What we do to raise our children; part 4…

in a 4 part series

…at the cusp of a millenium

things get lost at such a time.

anniversaries are so important

we were so worried about the turn of the 21st century (1984, 2001, the Y2K bug, and so many other things). We let a lot of things go. I was stuck in the 80’s. I just wasn’t ready. Even today it feels like a sharp, hard hit to look at the year 2000. 9-11, 2001 has me clenched still after almost 2 decades.

somehow, I had to try to raise my kid; when our mores and practices and human understanding were falling apart.

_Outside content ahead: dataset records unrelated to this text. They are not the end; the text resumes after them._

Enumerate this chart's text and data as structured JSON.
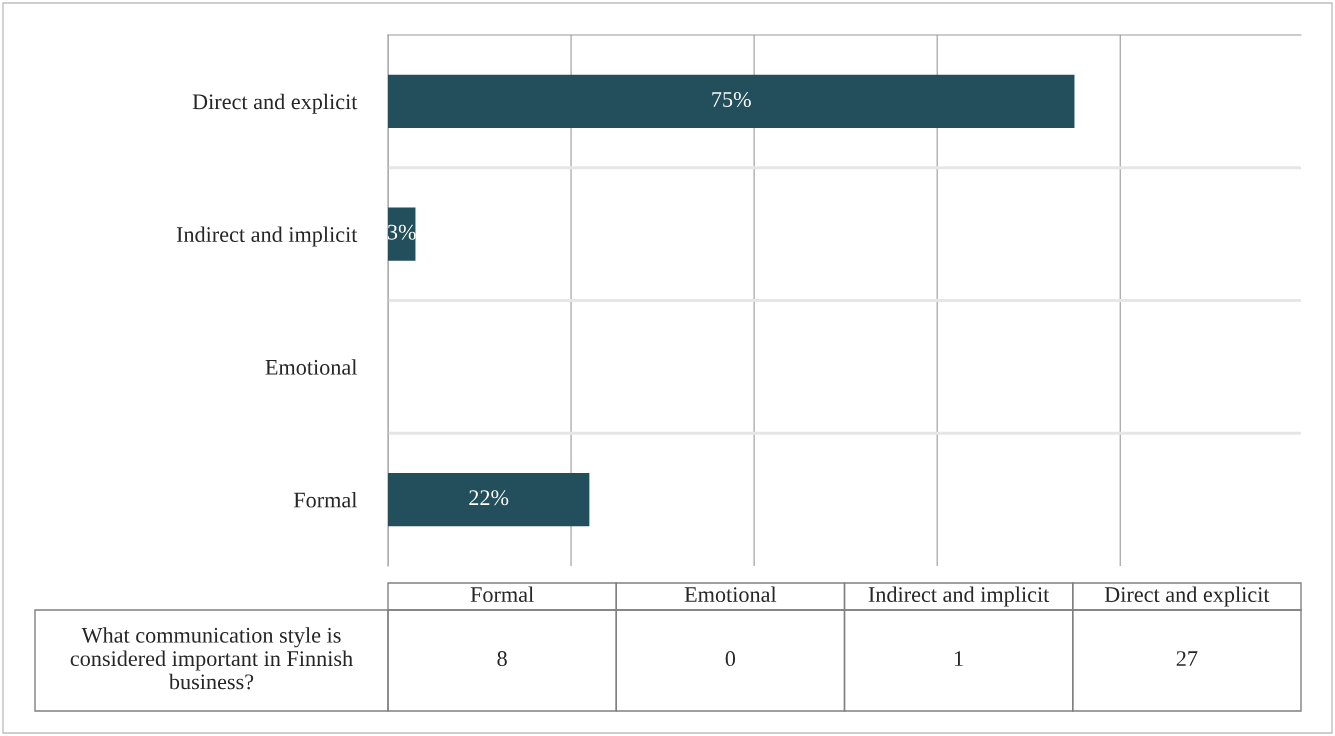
{
  "chart_data": {
    "type": "bar",
    "orientation": "horizontal",
    "categories": [
      "Direct and explicit",
      "Indirect and implicit",
      "Emotional",
      "Formal"
    ],
    "values": [
      75,
      3,
      0,
      22
    ],
    "value_labels": [
      "75%",
      "3%",
      null,
      "22%"
    ],
    "color": "#234e5c",
    "grid": "x",
    "annotations": [
      "What communication style is\nconsidered important in Finnish\nbusiness?",
      "8",
      "0",
      "1",
      "27"
    ]
  }
}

My feeling as an older mother was that the kids were inscrutable ; that many kids had post or pre abortive mothers, for one thing, or sperm bank mothers or love children. Or fertility accidents. Or kids born with disabilities and saved by modern medicine. Then, I almost turned to foster care but then I almost lost him and panicked and got out of a psych ward on a Writ of Habeaus Corpus where they were holding me off of him. It’s a weird world out there for kids where I was holding onto some values that I couldn’t meet in a way that was so painful but I understand that Ian suffered horrible abuse that they did not. I felt that it was better than strangers who wouldn’t have understood. I cannot excuse myself in this regard. I helped myself in order to help him but I am sure a child would not see it that way. I can only hope for the help of Heaven and the Heavens in this regard in other words, yes, God and Jesus and the saints and angels in Heaven, and of course, the Holy Spirit, in other words, miracle upon miracle; and, of course, ALIENS 6 times better and smarter and more advanced than us!